Ibrahim: It’s true, my focus was really on African-descent artists and photographers. I think what was really missing [at that time] was the infrastructure for presenting African-descent artists and black artists in commercial spaces, so that they could be visible to the public, written about by the press, eventually picked by museums and institutions, and then finally come to the attention of the mass.
The artists have always been there; there’s no novelty in that. African artists and African American artists have always been there. But at the time, they didn’t have the commercial galleries to invest in them and push them forward. My gallery wanted to shape and change the market for emerging artists and artists from a certain geographic space.
Kennedy: Chicago is very happy to have you here.
Ibrahim: I think the gallery’s pursuit is to bring something different, relevant to the art community that is already so rich in Chicago. You can’t get more diverse than Chicago! I’m literally walking through Chicago with a big smile, because I’m amazed at how much diversity I see every day. And that’s very comforting. Puts us in a really good mind-set, a good setting to be able to develop our business.
Kennedy: Absolutely. The richness of Chicago’s history, specifically its black history, is endless.
Ibrahim: We are beyond excited to have Ayana and her new body of work. They are of a much larger scale. We also are partnering with Expo Chicago, and one of her photographs is going to be part of Override, [taking over a large billboard in the city]. Last year, Override featured Glenn Ligon and Judy Chicago. Ayana will also be part of that landscape, the urban landscape of the city of Chicago. I know she’s too shy to talk about these kinds of things, but it’s really an Ayana Jackson takeover of Chicago [laughs].

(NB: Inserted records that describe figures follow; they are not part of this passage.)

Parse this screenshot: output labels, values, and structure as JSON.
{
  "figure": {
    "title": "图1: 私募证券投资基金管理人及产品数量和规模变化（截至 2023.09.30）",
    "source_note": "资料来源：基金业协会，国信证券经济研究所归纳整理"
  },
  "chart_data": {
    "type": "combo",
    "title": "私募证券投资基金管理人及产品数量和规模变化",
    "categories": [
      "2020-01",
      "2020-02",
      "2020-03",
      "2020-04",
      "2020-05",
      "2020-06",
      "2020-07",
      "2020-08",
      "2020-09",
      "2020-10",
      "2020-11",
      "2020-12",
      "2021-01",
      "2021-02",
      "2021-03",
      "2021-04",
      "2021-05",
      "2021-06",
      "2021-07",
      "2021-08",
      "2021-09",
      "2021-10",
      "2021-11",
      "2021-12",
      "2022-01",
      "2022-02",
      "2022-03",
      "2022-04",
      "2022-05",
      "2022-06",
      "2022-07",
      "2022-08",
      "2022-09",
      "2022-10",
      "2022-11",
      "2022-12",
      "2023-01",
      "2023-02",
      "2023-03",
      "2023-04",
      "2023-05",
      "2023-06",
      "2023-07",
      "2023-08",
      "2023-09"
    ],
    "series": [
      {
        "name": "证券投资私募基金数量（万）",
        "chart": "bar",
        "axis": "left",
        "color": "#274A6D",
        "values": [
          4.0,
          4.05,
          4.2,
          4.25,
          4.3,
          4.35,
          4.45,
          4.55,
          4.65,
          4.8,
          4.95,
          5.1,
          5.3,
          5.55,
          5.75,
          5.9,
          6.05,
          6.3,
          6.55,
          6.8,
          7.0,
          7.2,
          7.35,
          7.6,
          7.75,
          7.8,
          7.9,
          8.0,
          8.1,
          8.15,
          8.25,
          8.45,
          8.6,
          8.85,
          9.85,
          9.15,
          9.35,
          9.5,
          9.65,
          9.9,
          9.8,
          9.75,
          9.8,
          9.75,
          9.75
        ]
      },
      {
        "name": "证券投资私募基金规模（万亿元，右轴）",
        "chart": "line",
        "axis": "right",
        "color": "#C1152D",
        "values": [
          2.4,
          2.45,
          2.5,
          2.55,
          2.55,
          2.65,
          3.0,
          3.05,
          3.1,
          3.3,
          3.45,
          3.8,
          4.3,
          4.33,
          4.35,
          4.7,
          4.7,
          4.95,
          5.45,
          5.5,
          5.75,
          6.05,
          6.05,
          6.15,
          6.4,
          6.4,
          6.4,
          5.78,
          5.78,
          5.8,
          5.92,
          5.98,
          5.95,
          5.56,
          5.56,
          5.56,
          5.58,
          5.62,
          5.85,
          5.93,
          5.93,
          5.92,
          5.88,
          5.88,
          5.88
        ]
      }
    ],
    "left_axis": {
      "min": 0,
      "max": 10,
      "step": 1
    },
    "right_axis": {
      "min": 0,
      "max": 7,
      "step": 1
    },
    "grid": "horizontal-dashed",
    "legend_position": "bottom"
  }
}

Jackson: If she’s going to put me under the bus for being too modest, I’m going to put Mariane under the bus for being too modest. This can be a very cutthroat market, and it’s refreshing and comforting to have someone like Mariane, who takes our careers personally. She takes our success personally; our success is her success and vice versa. I’m super humbled to have the chance to carry her banner as she steps into Chicago for the first time.
Ibrahim: I’m really touched. The last thing that I will say about Ayana, which will summarize everything: she’s the only artist—not that I work with, but the only artist—who can literally, like a compass, put her fist in the center, and reach to Europe, Africa, and America, in terms of the history, like no one else. She has that flexibility to move constantly and go backwards in time, and make a perfect circle on the different narratives that have been told, written, and also untold. That’s also why I think her work is really touching many fields: photography, anthropology, art history, everything. I think she is a great ambassador to our program.
Ayana V. Jackson: Take Me to the Water is on view at Mariane Ibrahim Gallery, Chicago, through October 26, 2019.